UK - UK organic sales have dropped by 1.5 per cent in comparison to increases on a global scale of 25 per cent since 2008, according to a recent market report released from the Soil Association.
The decrease in UK organic sales to just £1.64 billion in 2012 is based, according to the report, on multiply factors.
They are all likely to stem from the effects of the prolonged economic downturn and the associated confidence issues in the supply chain.
The Soil Association report explained the role major retailers have in promoting and supplying organic products to consumers.
But with the majority of retailers having planned for the economic slowdown, many have taken disproportionate actions, which have depressed sales further than was expected.
By limiting organic products on the shelf and consequently limiting orders to producers, there are concerns this will ensure a long term reduction in supply, strangling any prospects of growth in the market.

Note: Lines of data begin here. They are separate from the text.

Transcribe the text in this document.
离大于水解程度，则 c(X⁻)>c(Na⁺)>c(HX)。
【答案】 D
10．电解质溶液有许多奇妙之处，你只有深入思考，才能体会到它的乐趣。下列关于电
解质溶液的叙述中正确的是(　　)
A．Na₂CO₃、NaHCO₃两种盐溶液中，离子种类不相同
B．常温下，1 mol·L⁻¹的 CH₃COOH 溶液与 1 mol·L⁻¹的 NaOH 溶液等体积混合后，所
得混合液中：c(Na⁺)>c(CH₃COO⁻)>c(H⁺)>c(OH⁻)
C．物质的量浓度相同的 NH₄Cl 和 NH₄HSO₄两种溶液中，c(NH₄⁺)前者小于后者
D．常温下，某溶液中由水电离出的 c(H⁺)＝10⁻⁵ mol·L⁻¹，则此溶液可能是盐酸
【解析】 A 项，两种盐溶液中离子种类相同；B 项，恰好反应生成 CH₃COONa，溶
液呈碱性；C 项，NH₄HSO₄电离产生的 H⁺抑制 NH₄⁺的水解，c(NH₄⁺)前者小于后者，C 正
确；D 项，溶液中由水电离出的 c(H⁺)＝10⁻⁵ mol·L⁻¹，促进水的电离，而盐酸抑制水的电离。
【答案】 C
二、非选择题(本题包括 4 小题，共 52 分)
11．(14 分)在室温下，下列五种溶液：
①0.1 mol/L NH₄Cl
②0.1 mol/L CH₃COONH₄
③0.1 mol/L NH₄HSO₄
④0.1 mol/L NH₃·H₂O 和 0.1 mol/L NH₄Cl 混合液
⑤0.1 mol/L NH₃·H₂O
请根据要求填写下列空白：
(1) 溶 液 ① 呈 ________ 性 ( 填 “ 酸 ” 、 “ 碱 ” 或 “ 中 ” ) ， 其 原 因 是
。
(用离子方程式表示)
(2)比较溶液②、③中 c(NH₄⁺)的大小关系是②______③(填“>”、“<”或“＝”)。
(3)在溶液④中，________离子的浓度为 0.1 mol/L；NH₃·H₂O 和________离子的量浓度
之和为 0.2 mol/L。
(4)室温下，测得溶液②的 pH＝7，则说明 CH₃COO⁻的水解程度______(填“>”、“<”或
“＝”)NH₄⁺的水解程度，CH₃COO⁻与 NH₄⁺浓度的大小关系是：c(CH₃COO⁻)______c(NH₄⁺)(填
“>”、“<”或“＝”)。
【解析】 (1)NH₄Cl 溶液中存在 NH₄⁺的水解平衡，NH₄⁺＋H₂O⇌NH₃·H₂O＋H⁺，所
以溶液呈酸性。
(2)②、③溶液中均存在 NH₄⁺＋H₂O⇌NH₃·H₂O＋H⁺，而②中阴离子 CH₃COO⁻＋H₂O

James Twine, Soil Association Business Development Management Director explained how the retailers differ in their approach.
“Waitrose and more recently Morrisons have been extremely committed to organic products, and their increase in organic sales has represented this.
“Specialist online retailers Ocado, Abel & Cole, and Riverford have also been loyal to organics during the economic down turn, which has lead to their increased combined turnover of 10.3 per cent in 2012,” said Mr Twine.
“Some mainstream retailers have not wanted to put their head above the parapet in terms of promoting the message of food ‘quality’, when there has been so much talk between retailers of ‘price comparison’.”
The report identified price promotions as being the key driver for reviving the organic market.
Mr Twine was keen to point out that it is not just about price when it comes to promotions.
“It is vital retailers use in-store promotion to drive consumers to organic products in store, with clearly identified displays.
“The benefits attributed to organic produce should also be publicised through retailer promotion to drive consumer confidence.”
He added, “Promotional pushes such as ‘Organic September’ are designed to raise consumer awareness.
“The anticipated sales spike following last years’ organic September promotion carried right on through to Christmas, demonstrating how promotional campaigns do sustain consumers.”
The Soil Association does not view the extent to which some major retailers are reducing and side lining their organic offering as good news.
The negative impact this is having on producer confidence and UK production also needs to be considered.
The report implies that farmers and producers in many incidences are becoming disillusioned with organic production, buoyed by the increased farm gate prices overall.
The amount of land set aside to organic production in the UK has reduced by 8.7 per cent since 2009 to just 656,000 hectares.
An example of this is UK organic pig production. Due to the viewed poor economic outlook and high feed prices, 30 per cent of UK organics pig producers have now moved away to other forms of business.
With the future growth of organic production in mind, there has been a significant reduction in agricultural land in conversion to organic with a 16 per cent drop.
The report infers this is based on farmers and growers having major concerns relating the uncertainties of the CAP reform, and a lack of retailer commitment, amongst other factors.
Mr Twine said: “We are really concerned that as the market starts to improve, and sales increase, the supply is not going to be there to meet demand.
“We must not be naive about the implications of this drop in producer confidence.”
To attempt to combat this dip in producers’ confidence the Soil Association are targeting three key areas said Mr Twine.
“We need to lobby the government to ensure our British producers are on an even playing field with EU producers in terms of the CAP reform.
“Secondly, it is important we work with producers to demonstrate the long term economic benefits of organic production.
“Finally it is vital we work with producers, suppliers, and retailers to create stable routes to markets to maintain confidence in all aspects of the supply chain, and reduce any problems with supply not meeting demand,” warned Mr Twine.
“We don’t want to end up in a situation where we struggle to meet the supply and demand with British produce where we should be able to.”
Confidence throughout the supply chain from the producers, to the consumers is imperative if UK organic sales are to increase and remain buoyant.